Protect Your Personal Assets When You Have Investment Properties


Limited Liability Companies and Investment Properties

Limited Liability Companies (LLCs) are a relatively new and increasingly popular method of forming a business. They balance the benefits of limited liability provided by corporate entities with the ease of operation generally found in a partnership. In terms of real estate investments, titling your property in the LLC rather than in your own personal name can provide a separation between your personal assets and those of the LLC in case of any unfortunate events (lawsuits). Here’s the situation:

You hold an investment property that you rent out weekly for beach going vacationers. Said vacationers decide to have a party and one of the guests manages to fall off the deck. The guest files a lawsuit and names the owner of the property in the action. Should the property be titled in the owner’s name individually, the owner would have to protect not only their investment but also their own personal assets against any lawsuit and resulting judgment. Should the property be held by a properly formed and operated LLC, most likely only the assets of the LLC (the investment property itself) would be at risk. However, please be aware that failure to follow your operating agreement and maintain formalities between yourself and your business could result in a court being unwilling to provide you with the liability limitation.

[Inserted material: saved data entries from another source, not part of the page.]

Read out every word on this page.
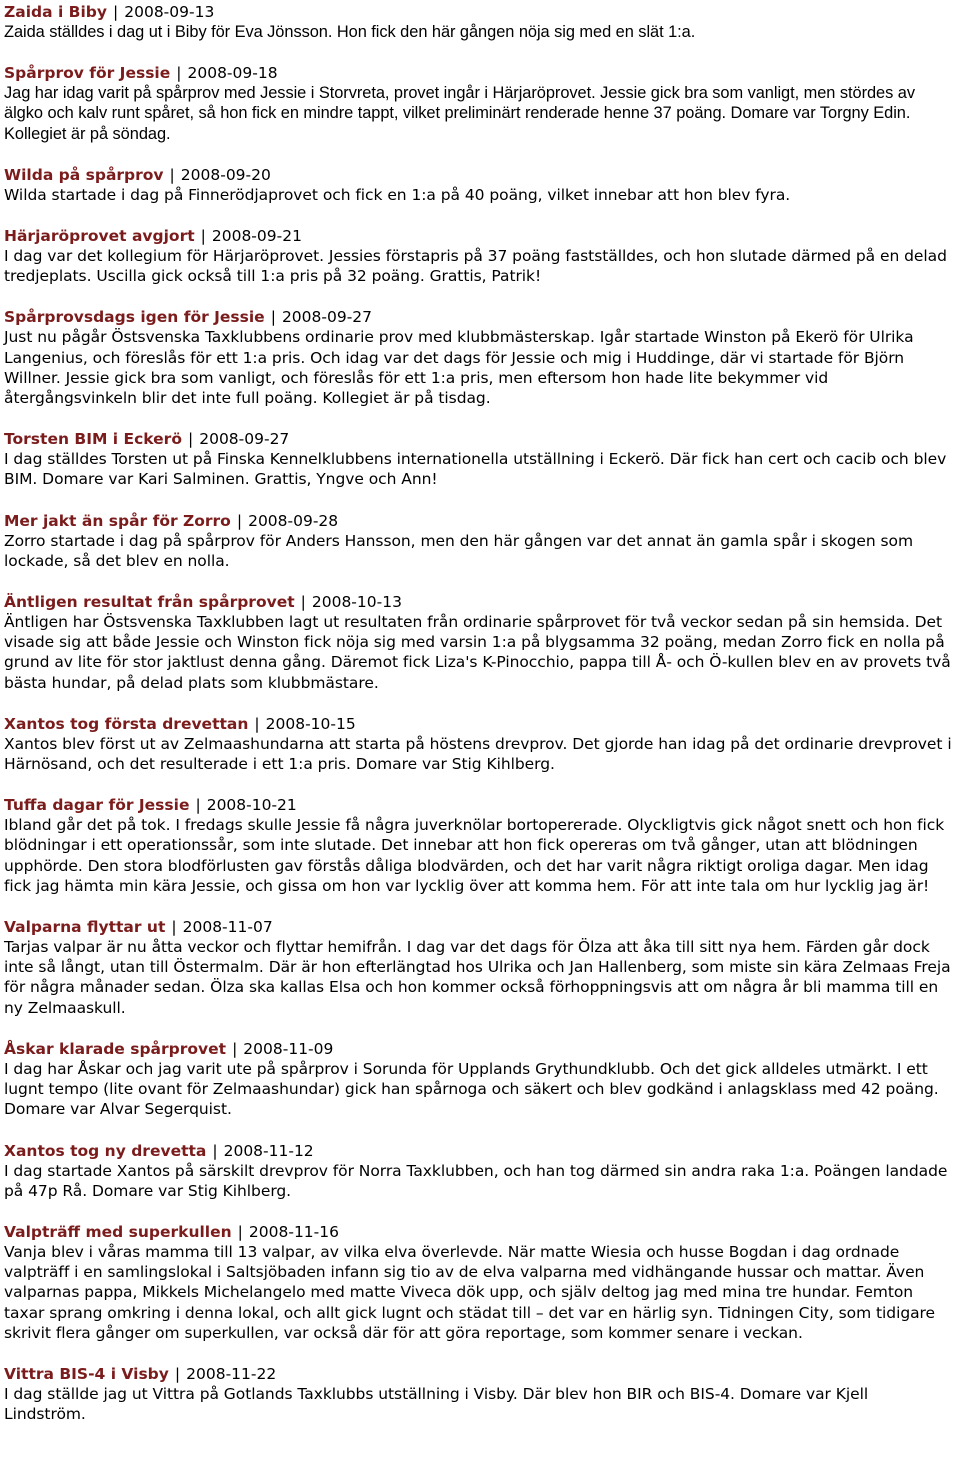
Zaida i Biby | 2008-09-13
Zaida ställdes i dag ut i Biby för Eva Jönsson. Hon fick den här gången nöja sig med en slät 1:a.
Spårprov för Jessie | 2008-09-18
Jag har idag varit på spårprov med Jessie i Storvreta, provet ingår i Härjaröprovet. Jessie gick bra som vanligt, men stördes av älgko och kalv runt spåret, så hon fick en mindre tappt, vilket preliminärt renderade henne 37 poäng. Domare var Torgny Edin. Kollegiet är på söndag.
Wilda på spårprov | 2008-09-20
Wilda startade i dag på Finnerödjaprovet och fick en 1:a på 40 poäng, vilket innebar att hon blev fyra.
Härjaröprovet avgjort | 2008-09-21
I dag var det kollegium för Härjaröprovet. Jessies förstapris på 37 poäng fastställdes, och hon slutade därmed på en delad tredjeplats. Uscilla gick också till 1:a pris på 32 poäng. Grattis, Patrik!
Spårprovsdags igen för Jessie | 2008-09-27
Just nu pågår Östsvenska Taxklubbens ordinarie prov med klubbmästerskap. Igår startade Winston på Ekerö för Ulrika Langenius, och föreslås för ett 1:a pris. Och idag var det dags för Jessie och mig i Huddinge, där vi startade för Björn Willner. Jessie gick bra som vanligt, och föreslås för ett 1:a pris, men eftersom hon hade lite bekymmer vid återgångsvinkeln blir det inte full poäng. Kollegiet är på tisdag.
Torsten BIM i Eckerö | 2008-09-27
I dag ställdes Torsten ut på Finska Kennelklubbens internationella utställning i Eckerö. Där fick han cert och cacib och blev BIM. Domare var Kari Salminen. Grattis, Yngve och Ann!
Mer jakt än spår för Zorro | 2008-09-28
Zorro startade i dag på spårprov för Anders Hansson, men den här gången var det annat än gamla spår i skogen som lockade, så det blev en nolla.
Äntligen resultat från spårprovet | 2008-10-13
Äntligen har Östsvenska Taxklubben lagt ut resultaten från ordinarie spårprovet för två veckor sedan på sin hemsida. Det visade sig att både Jessie och Winston fick nöja sig med varsin 1:a på blygsamma 32 poäng, medan Zorro fick en nolla på grund av lite för stor jaktlust denna gång. Däremot fick Liza's K-Pinocchio, pappa till Å- och Ö-kullen blev en av provets två bästa hundar, på delad plats som klubbmästare.
Xantos tog första drevettan | 2008-10-15
Xantos blev först ut av Zelmaashundarna att starta på höstens drevprov. Det gjorde han idag på det ordinarie drevprovet i Härnösand, och det resulterade i ett 1:a pris. Domare var Stig Kihlberg.
Tuffa dagar för Jessie | 2008-10-21
Ibland går det på tok. I fredags skulle Jessie få några juverknölar bortopererade. Olyckligtvis gick något snett och hon fick blödningar i ett operationssår, som inte slutade. Det innebar att hon fick opereras om två gånger, utan att blödningen upphörde. Den stora blodförlusten gav förstås dåliga blodvärden, och det har varit några riktigt oroliga dagar. Men idag fick jag hämta min kära Jessie, och gissa om hon var lycklig över att komma hem. För att inte tala om hur lycklig jag är!
Valparna flyttar ut | 2008-11-07
Tarjas valpar är nu åtta veckor och flyttar hemifrån. I dag var det dags för Ölza att åka till sitt nya hem. Färden går dock inte så långt, utan till Östermalm. Där är hon efterlängtad hos Ulrika och Jan Hallenberg, som miste sin kära Zelmaas Freja för några månader sedan. Ölza ska kallas Elsa och hon kommer också förhoppningsvis att om några år bli mamma till en ny Zelmaaskull.
Åskar klarade spårprovet | 2008-11-09
I dag har Åskar och jag varit ute på spårprov i Sorunda för Upplands Grythundklubb. Och det gick alldeles utmärkt. I ett lugnt tempo (lite ovant för Zelmaashundar) gick han spårnoga och säkert och blev godkänd i anlagsklass med 42 poäng. Domare var Alvar Segerquist.
Xantos tog ny drevetta | 2008-11-12
I dag startade Xantos på särskilt drevprov för Norra Taxklubben, och han tog därmed sin andra raka 1:a. Poängen landade på 47p Rå. Domare var Stig Kihlberg.
Valpträff med superkullen | 2008-11-16
Vanja blev i våras mamma till 13 valpar, av vilka elva överlevde. När matte Wiesia och husse Bogdan i dag ordnade valpträff i en samlingslokal i Saltsjöbaden infann sig tio av de elva valparna med vidhängande hussar och mattar. Även valparnas pappa, Mikkels Michelangelo med matte Viveca dök upp, och själv deltog jag med mina tre hundar. Femton taxar sprang omkring i denna lokal, och allt gick lugnt och städat till – det var en härlig syn. Tidningen City, som tidigare skrivit flera gånger om superkullen, var också där för att göra reportage, som kommer senare i veckan.
Vittra BIS-4 i Visby | 2008-11-22
I dag ställde jag ut Vittra på Gotlands Taxklubbs utställning i Visby. Där blev hon BIR och BIS-4. Domare var Kjell Lindström.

Consequently, the benefit of the LLC lies in the separation of personal assets and the investment property. While your liability insurance coverage should offer some protection against any incidents, insurance policies have both limits and exceptions.  Ultimately, owners who properly manage their LLC and follow the statutory corporate formalities provide themselves with a layer of protection unavailable to those with investments titled in their individual names. As always, please construe this article as information only rather than legal advice. You should consult your attorney and CPA when you decide to start an LLC, not only in order to tailor the operating agreement of the LLC to your personal needs but moreover to ensure that the LLC is the right structure for holding your own or your client’s investment property.

Disclaimer –This information is not to be construed as legal advice and is for informational purposes only. This information is not intended to create an attorney client relationship or to advise on any specific legal situation. Specific laws vary from state to state and for legal advice on a specific matter, consult an attorney.